I have been struggling with this question for almost a week, which was one of the questions in a past exam. I would really appreciate it if anyone could help me with this problem.
Let $\mathcal{M}$ be the set of finite signed Borel measure on $\mathbb{R}$. Given $x \in \mathbb{R}$ and $r > 0$, let $B(x, r) = \{y \in \mathbb{R}: |x - y| < r \}$. Given two measures $\mu$, $\nu$ in $\mathcal{M}$, define:
$$\langle\mu, \nu\rangle_r = \int_{\mathbb{R}}\mu(B(x, r))\nu(B(x, r))dx$$
Let $\|{\mu}\|_r = \sqrt{\langle\mu, \mu\rangle_r}$. We can easily show that $\| \cdot \|_r$ is a norm on $\mathcal{M}$ (?). Now let $\mu \in \mathcal{M}$ be such that $\mu(\mathbb{R}) = 1$. Define:
$$f(\mu) = \liminf_{r\rightarrow0} \frac{||\mu||_r}{r}$$
Given $f(\mu) < \infty$, then prove that $\mu \ll m$ where $m$ is the Lebesgue measure. Moreover, show that:
$$\left\| \frac{d\mu}{dx} \right\|_{L^2(m)} \leq f(\mu)$$
The hint to the question is as following: For $r > 0$, we define $g_r(x) = \frac{\mu(B(x, r))}{r}$. We need to show that there exists a sequence $r_k \rightarrow 0$ so that $\lim_{k \rightarrow \infty} \|g_{r_k} \|_{L^2(m)} \leq f(\mu)$ and $g_{r_k}$ converges weakly to some $\tilde{g}$. Then, show that $\frac{d\mu}{dx} = \tilde{g}$.

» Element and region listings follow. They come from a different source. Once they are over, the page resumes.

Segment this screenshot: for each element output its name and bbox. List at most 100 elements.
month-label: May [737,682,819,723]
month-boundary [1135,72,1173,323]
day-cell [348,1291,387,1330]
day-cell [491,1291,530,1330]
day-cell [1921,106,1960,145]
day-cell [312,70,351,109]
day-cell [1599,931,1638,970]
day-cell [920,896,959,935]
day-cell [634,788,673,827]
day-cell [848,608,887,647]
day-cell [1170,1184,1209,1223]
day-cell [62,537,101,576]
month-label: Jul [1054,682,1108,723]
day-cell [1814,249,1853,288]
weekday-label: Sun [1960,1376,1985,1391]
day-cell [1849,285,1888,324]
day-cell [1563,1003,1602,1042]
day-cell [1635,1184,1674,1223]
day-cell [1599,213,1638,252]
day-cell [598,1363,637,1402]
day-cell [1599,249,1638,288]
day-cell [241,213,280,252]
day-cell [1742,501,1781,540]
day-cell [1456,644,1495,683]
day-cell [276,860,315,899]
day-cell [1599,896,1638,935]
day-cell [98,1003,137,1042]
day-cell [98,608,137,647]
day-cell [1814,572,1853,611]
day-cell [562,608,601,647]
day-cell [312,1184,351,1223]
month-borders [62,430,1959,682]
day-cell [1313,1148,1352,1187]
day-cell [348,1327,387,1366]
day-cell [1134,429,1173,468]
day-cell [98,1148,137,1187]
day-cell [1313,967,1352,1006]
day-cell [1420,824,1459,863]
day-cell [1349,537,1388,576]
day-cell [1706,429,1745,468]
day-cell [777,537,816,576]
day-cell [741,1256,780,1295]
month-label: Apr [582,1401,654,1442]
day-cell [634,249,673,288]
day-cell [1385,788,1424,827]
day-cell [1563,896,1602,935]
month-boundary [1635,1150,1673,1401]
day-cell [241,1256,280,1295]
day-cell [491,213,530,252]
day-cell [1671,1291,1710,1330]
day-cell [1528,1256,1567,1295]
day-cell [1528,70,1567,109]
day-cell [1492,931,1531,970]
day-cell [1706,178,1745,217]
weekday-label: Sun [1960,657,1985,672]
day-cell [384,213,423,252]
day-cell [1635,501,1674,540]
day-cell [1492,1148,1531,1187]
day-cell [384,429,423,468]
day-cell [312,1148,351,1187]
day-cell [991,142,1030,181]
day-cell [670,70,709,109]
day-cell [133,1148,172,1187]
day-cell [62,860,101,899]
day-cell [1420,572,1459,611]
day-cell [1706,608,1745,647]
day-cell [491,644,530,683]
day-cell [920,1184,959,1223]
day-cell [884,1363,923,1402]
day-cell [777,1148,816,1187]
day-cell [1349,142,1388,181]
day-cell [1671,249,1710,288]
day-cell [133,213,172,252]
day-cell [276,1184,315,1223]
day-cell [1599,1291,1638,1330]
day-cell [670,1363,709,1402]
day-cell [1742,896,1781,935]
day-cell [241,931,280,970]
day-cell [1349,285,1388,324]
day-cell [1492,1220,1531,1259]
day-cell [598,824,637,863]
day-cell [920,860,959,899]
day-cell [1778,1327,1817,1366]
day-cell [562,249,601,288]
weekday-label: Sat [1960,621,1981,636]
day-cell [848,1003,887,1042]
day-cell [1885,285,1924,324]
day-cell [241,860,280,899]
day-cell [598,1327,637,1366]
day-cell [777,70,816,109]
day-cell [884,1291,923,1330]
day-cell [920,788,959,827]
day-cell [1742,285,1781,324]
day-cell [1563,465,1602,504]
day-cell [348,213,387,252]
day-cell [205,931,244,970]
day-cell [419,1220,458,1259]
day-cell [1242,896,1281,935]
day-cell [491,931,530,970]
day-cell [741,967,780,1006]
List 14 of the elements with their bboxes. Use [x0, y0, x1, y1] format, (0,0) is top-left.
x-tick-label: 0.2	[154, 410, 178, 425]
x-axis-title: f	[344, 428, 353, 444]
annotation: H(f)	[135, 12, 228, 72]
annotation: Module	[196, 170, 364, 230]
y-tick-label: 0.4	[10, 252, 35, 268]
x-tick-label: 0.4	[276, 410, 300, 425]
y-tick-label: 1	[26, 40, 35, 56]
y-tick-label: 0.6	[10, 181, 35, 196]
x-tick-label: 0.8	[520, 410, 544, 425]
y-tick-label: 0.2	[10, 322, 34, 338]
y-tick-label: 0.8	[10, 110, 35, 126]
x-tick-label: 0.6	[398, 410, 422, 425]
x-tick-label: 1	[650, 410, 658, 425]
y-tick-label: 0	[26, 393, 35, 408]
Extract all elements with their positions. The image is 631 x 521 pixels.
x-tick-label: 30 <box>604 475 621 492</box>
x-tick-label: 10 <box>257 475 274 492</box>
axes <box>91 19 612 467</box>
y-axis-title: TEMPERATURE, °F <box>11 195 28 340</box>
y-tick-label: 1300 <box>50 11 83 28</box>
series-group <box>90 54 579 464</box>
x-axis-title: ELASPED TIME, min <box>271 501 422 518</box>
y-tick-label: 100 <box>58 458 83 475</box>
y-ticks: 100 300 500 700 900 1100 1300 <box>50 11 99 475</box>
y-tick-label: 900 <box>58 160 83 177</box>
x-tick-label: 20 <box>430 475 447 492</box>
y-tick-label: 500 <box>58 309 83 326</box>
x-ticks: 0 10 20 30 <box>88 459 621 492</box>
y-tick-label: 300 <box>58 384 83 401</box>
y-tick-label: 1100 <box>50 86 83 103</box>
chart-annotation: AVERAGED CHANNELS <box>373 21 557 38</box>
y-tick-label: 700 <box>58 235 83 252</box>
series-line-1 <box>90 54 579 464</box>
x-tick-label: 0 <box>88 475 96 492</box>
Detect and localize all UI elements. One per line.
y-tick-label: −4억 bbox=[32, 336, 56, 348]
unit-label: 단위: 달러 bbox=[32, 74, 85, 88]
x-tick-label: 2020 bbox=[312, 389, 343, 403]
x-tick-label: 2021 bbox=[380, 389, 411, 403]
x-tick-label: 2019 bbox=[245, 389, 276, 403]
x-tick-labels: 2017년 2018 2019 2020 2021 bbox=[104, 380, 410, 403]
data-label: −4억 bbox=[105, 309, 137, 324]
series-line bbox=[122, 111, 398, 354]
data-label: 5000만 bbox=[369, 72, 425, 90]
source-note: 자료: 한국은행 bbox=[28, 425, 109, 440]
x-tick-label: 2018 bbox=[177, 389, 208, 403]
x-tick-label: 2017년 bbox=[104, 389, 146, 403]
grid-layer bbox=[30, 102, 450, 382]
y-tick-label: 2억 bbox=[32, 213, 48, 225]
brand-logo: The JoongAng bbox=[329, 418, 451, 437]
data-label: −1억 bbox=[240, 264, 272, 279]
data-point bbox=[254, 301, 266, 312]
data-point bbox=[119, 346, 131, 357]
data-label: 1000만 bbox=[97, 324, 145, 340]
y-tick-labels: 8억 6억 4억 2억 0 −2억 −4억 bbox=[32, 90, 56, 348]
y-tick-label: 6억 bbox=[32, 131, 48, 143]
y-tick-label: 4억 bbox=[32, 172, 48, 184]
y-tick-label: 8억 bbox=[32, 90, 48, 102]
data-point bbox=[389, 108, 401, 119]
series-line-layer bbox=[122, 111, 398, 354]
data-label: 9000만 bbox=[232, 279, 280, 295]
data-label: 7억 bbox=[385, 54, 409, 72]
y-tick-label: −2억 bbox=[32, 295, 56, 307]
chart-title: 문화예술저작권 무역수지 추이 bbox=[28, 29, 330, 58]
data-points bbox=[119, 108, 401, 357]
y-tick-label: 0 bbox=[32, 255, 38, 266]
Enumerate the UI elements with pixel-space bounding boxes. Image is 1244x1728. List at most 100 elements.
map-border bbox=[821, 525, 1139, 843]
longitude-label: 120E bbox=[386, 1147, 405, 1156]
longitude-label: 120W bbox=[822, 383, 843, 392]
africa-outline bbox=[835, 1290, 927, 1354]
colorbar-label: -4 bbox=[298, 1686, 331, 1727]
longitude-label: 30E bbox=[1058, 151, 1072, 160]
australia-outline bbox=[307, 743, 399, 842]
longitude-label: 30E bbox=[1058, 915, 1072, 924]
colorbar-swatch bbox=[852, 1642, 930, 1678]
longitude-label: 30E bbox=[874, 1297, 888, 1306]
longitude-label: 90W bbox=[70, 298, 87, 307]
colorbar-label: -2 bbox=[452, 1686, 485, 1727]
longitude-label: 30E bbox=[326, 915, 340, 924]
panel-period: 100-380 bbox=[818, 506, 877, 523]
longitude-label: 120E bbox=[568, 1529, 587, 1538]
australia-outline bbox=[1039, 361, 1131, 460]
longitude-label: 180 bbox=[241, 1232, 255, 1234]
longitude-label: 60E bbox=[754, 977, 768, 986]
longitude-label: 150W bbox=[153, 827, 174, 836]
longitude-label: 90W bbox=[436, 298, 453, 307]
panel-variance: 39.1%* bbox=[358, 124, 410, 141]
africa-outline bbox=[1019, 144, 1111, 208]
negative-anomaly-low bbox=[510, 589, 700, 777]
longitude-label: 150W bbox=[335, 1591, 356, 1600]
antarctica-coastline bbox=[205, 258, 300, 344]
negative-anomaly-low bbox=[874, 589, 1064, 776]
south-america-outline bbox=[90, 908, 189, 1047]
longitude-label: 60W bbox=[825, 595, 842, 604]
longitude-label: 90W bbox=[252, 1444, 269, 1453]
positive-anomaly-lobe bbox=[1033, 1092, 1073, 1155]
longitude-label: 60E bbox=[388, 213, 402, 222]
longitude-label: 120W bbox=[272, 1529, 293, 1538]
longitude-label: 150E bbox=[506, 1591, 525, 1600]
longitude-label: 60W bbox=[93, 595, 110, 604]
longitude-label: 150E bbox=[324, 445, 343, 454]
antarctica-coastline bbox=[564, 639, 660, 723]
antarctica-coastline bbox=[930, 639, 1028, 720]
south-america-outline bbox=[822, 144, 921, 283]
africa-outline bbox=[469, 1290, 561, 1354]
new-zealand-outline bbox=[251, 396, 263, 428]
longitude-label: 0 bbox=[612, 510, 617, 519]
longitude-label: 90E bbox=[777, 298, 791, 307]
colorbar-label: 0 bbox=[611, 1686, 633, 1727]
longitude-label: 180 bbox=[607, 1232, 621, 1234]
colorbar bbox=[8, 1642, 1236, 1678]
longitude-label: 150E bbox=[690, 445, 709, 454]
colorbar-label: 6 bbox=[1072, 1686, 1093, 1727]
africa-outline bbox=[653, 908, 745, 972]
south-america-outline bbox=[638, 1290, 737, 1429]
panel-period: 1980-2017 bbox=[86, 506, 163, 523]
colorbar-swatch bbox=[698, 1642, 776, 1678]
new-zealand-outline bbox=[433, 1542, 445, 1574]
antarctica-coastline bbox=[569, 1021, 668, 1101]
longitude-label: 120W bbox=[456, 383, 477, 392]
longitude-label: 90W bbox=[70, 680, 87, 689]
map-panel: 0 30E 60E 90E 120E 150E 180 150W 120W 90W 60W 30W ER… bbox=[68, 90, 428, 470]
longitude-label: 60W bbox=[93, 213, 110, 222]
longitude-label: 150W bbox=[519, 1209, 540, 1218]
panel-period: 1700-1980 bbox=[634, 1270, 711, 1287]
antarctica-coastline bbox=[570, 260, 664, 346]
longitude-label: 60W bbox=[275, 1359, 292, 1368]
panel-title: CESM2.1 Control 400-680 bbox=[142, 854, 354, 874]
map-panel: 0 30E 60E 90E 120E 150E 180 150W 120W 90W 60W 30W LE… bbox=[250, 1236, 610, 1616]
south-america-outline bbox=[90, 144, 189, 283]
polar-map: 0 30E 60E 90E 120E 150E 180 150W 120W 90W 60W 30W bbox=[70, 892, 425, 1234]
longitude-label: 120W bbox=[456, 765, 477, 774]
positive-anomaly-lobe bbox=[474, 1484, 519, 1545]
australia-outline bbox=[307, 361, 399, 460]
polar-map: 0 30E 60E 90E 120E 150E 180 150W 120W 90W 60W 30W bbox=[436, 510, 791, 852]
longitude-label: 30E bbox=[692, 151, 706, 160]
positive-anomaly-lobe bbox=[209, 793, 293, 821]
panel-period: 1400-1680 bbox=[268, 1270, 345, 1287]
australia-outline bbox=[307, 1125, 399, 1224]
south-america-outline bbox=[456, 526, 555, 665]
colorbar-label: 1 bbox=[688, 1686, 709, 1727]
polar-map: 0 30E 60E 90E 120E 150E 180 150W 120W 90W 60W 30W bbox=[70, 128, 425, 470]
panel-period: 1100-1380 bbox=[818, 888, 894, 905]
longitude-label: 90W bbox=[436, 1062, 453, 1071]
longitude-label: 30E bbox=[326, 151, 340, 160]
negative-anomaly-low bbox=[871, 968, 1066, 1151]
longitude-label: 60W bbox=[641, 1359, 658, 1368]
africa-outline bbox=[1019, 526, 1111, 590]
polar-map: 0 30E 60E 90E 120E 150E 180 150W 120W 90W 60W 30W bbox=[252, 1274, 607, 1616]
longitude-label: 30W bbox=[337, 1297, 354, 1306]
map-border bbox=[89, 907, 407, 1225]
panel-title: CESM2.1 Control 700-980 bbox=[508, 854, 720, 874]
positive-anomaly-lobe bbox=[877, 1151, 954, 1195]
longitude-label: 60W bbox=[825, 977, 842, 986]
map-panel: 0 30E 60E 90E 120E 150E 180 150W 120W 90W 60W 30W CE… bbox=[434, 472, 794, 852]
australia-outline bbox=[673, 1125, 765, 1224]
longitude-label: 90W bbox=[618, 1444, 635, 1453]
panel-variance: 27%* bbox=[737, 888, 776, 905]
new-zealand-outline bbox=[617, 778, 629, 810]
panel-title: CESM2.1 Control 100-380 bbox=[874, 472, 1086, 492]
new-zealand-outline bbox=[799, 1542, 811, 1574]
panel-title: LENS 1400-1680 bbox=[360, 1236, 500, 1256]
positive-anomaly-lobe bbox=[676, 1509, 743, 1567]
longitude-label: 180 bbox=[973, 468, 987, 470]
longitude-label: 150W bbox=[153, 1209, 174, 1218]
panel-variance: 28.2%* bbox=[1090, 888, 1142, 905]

A comment regarding the hint: I think it is possible to construct such a sequence due to the following post and the fact that $L^2$ is a reflexive Banach space.
First of all, as the hint suggests, we have $$\lVert g_r \rVert_{L^2(m)}=\frac{1}{r} \left(\int_{\mathbb{R}}\mu(B(x,r))^2\, dx\right)^{1/2} = \frac{\lVert \mu \rVert_r}{r}.$$ By definition of $\liminf$, there exists a sequence $r_k\to 0$ such that $\frac{\lVert \mu \rVert_{r_k}}{r_k}\to f(\mu)$. In particular, the sequence $\frac{\lVert \mu \rVert_{r_k}}{r_k}$ is bounded. It follows from the above equality that $g_{r_k}$ is bounded in $L^2(m)$. As a result, up to extracting, it converges weakly in $L^2(m)$ to some $\tilde{g}$ which satisfies $$\lVert \tilde{g}\rVert_{L^2(m)} \leq \liminf_k \ \lVert g_{r_k} \rVert_{L^2(m)} = f(\mu).$$
It remains to show that $\tilde{g}$ is the density of $\mu$. Take $\phi \in C(\mathbb{R})\cap L^2(m)$. Using Fubini's theorem, we have
$$\int_{\mathbb{R}} \phi(x) g_{r_k}(x)\,dx = \int_{\mathbb{R}} \phi(x) \left(\frac{1}{{r_k}}\int_{\mathbb{R}}\mathbf{1}_{|x-y|<{r_k}} \,\mu(dy)\right)\,dx =\int_{\mathbb{R}}\left(\frac{1}{r_k}\int_{B(y,{r_k})}\phi(x)dx \right)\mu(dy).$$ Observe that since $\phi$ is continuous, the following convergence holds for every $y \in \mathbb{R}$ $$ \lim_{k\to \infty} \frac{1}{r_k}\int_{B(y,{r_k})}\phi(x)dx = 2\phi(y).$$ Moreover $$\left|\frac{1}{r_k}\int_{B(y,{r_k})}\phi(x)dx\right| \leq 2\lVert \phi\rVert_\infty.$$ Thus by dominated convergence we have $$\lim_k \int_{\mathbb{R}} \phi(x) g_{r_k}(x)\,dx = \lim_k\int_{\mathbb{R}}\left(\frac{1}{r_k}\int_{B(y,{r_k})}\phi(x)dx \right)\mu(dy) = \int_{\mathbb{R}}2\phi(y)\, \mu(dy).$$ On the other hand, by definition of weak convergence, $$\lim_k \int_{\mathbb{R}} \phi(x) g_{r_k}(x)\,dx = \int_{\mathbb{R}} \phi(x)\tilde{g}(x) \, dx.$$ Comparing the last two equations, $\mu$ has density $\tilde{g}/2$. (The extra factor $1/2$ might be a mistake, I'll let you check).